Montserrat, un santuario dal cuore monastico
di ENZO BIANCHI
La liturgia e la vita comune come luoghi di una costante memoria del Vangelo. È questo il “cuore monastico” del santuario di Montserrat
Avvenire, 9 agosto 2009
Oltre quarant’anni fa ero un giovane studente di economia, profondamente convinto della mia fede, intenzionato a impegnarmi in politica da cristiano, attento al nuovo soffio che spirava dal Vaticano II. Decisi di recarmi in pellegrinaggio a Montserrat, un santuario di cui avevo sentito tanto parlare, anche come oasi di libertà sotto il regime franchista. E fu in quella chiesa – che oltre all’immagine venerata della Vergine di Montserrat contiene anche la spada lasciata come voto da Ignazio di Loyola, deciso a rinunciare alla gloria cavalleresca per abbracciare l’itinerario ascetico nella vicina Manresa ad maioren Dei gloria – i miei progetti e le miei intenzioni furono per la prima volta “visitati” dalla prospettiva monastica: lì percepii il monachesimo non come fenomeno storico ma come possibile, concreta opzione di vita. Da allora per me il santuario di Montserrat è radicalmente inscindibile dal suo “cuore monastico”.

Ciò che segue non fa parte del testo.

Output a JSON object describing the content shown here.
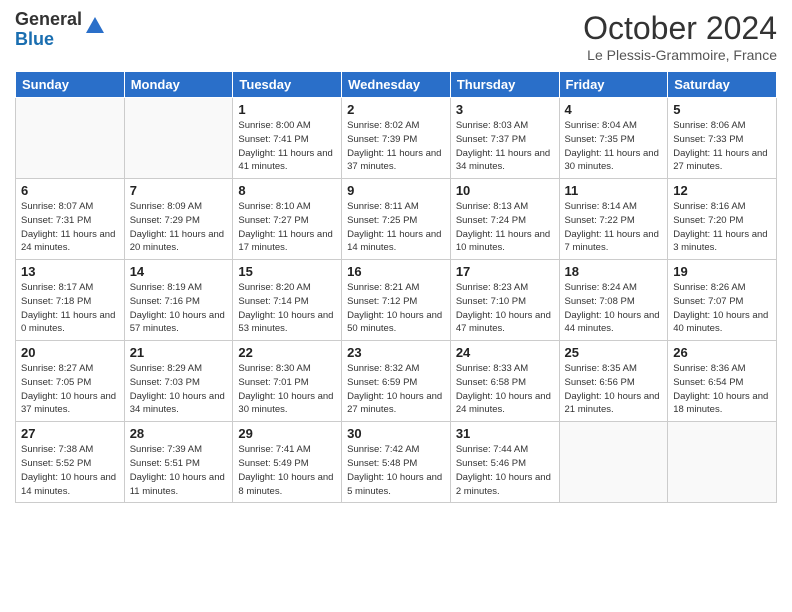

Ma qual è il senso di un santuario così intimamente legato a un monastero e di una comunità monastica così fortemente plasmata da un santuario? Condizione affinché un luogo venga percepito come “santuario” è che vi si possano cogliere elementi di “santità”, cioè di separazione, di “messa a parte” per Dio, elementi di una vita “altra”, una vita intesa in senso forte: energie vitali sviluppate da persone concrete, ma anche tracce, elementi che parlano di una vita orientata in un senso preciso, possibile in quel luogo o che testimoniano che lo è stata in un determinato tempo storico. Qualcuno potrà definire questo uno “spazio in cui l’amore può circolare”, in cui le varie presenze – di strutture come di persone – sono compaginate attorno a una ricerca di vita piena, di respiro, di libertà interiore.